Jeff had never been to Maui before and wasn't excited about going to Hawaii (long plane ride) After a week in SOK, Maui is his favorite island and his second favorite timeshare next to my Longboat Key, Fl.  Last time we were in April, you are on the beach, owners do have first dibs to ocean front but my last ocean view and penthouse view was  pretty darn good.  Nothing can beat waking up to the sound of the ocean waves,  going out with your coffee and watching the whales and then swimming in the ocean and have a turtle pass you by.  Walk along the beach at sunset till you see a lot of rocks and there will be turtles most nights.  Last time we went, we spent one day on the Road to Hana, Haleakala, two short half dayers down by Costco to sight seeing and   to get banana bread and sharks tooth. The rest of the time we spent at the resort except to go in to Lahaina to get ice cream.  Now he wants me to get back to back weeks at SOK.  We've been to a lot of very nice timeshares so we have a lot to compare to.  You will have a wonderful time.


----------



## Sugarcubesea (May 14, 2016)

eal said:


> If you check out Sands of Kahana in the Tug reviews section you will find a site map of the resorts with the different-sized units marked.
> 
> http://tug2.com/RnR/TabResortImages...mageGUID=2991198b-0619-4a8a-91e2-4e27e780e820



Does anyone know where this site map is, I've searched now for 20 minutes and can not find it....thanks


----------



## Sugarcubesea (May 14, 2016)

I was going to call the week prior to arrival and ask for a high floor, ocean view, do you think that is an unreasonable request.




BJRSanDiego said:


> I am a 3BR owner at the Sands of Kahana.
> 
> The last time I looked, there were 31 three-bedroom units.  Eight were considered Garden View, 18 were Ocean-view and five were Ocean Front.
> 
> ...


----------



## BJRSanDiego (May 17, 2016)

Sugarcubesea said:


> I was going to call the week prior to arrival and ask for a high floor, ocean view, do you think that is an unreasonable request.

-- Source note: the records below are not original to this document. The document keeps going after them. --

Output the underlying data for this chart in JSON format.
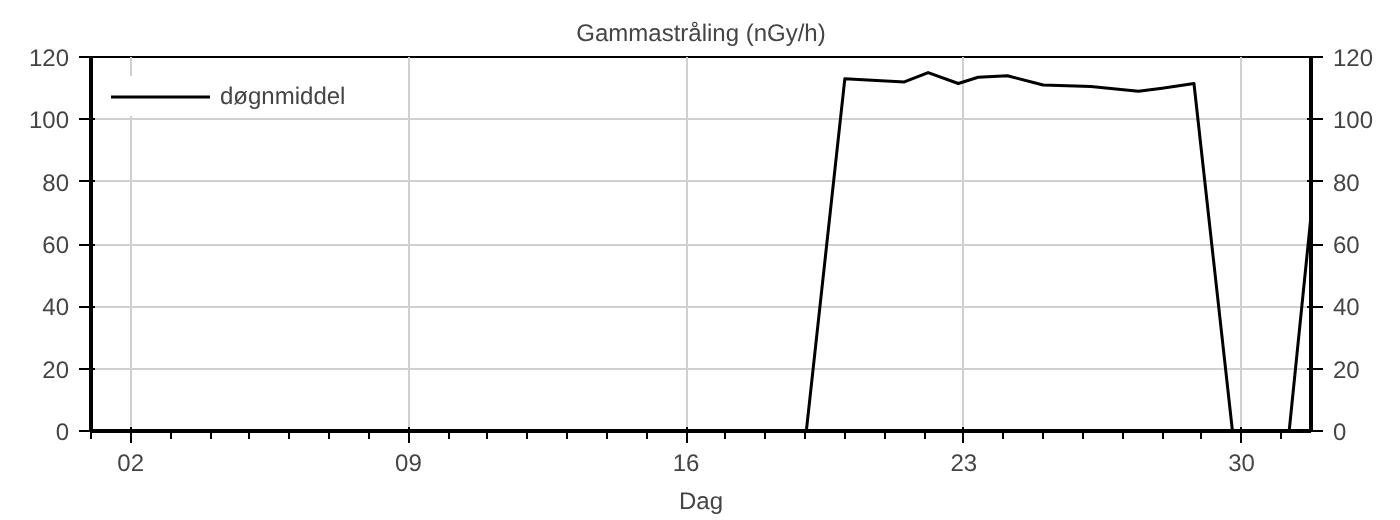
{
  "chart_data": {
    "type": "line",
    "title": "Gammastråling (nGy/h)",
    "xlabel": "Dag",
    "x": [
      1,
      19.03,
      20.0,
      21.5,
      22.1,
      22.86,
      23.36,
      24.1,
      25.0,
      26.2,
      27.4,
      28.0,
      28.8,
      29.77,
      31.2,
      31.75
    ],
    "series": [
      {
        "name": "døgnmiddel",
        "color": "#000000",
        "values": [
          0,
          0,
          113,
          112,
          115,
          111.5,
          113.5,
          114,
          111,
          110.5,
          109,
          110,
          111.5,
          0,
          0,
          69
        ]
      }
    ],
    "xlim": [
      1,
      31.75
    ],
    "xticks": [
      {
        "value": 2,
        "label": "02"
      },
      {
        "value": 9,
        "label": "09"
      },
      {
        "value": 16,
        "label": "16"
      },
      {
        "value": 23,
        "label": "23"
      },
      {
        "value": 30,
        "label": "30"
      }
    ],
    "ylim": [
      0,
      120
    ],
    "yticks": [
      0,
      20,
      40,
      60,
      80,
      100,
      120
    ],
    "y2lim": [
      0,
      120
    ],
    "y2ticks": [
      0,
      20,
      40,
      60,
      80,
      100,
      120
    ],
    "grid": true,
    "legend": "top left",
    "marker": "none",
    "line_style": "solid"
  }
}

It certainly cannot hurt to ask.  Even if you do NOT get an ocean view but GET a higher floor, your unit will be a bit quieter and perhaps it will be a bit breezier.

As is the case with many timeshares, the owners (supposedly) get the first choice of views, followed by exchangers followed by renters.  

But it can't hurt to ask.  The on-site staff try to satisfy their customers.


----------



## Sugarcubesea (May 17, 2016)

BJRSanDiego said:


> It certainly cannot hurt to ask.  Even if you do NOT get an ocean view but GET a higher floor, your unit will be a bit quieter and perhaps it will be a bit breezier.
> 
> As is the case with many timeshares, the owners (supposedly) get the first choice of views, followed by exchangers followed by renters.
> 
> But it can't hurt to ask.  The on-site staff try to satisfy their customers.



Thank you so much for the response....


----------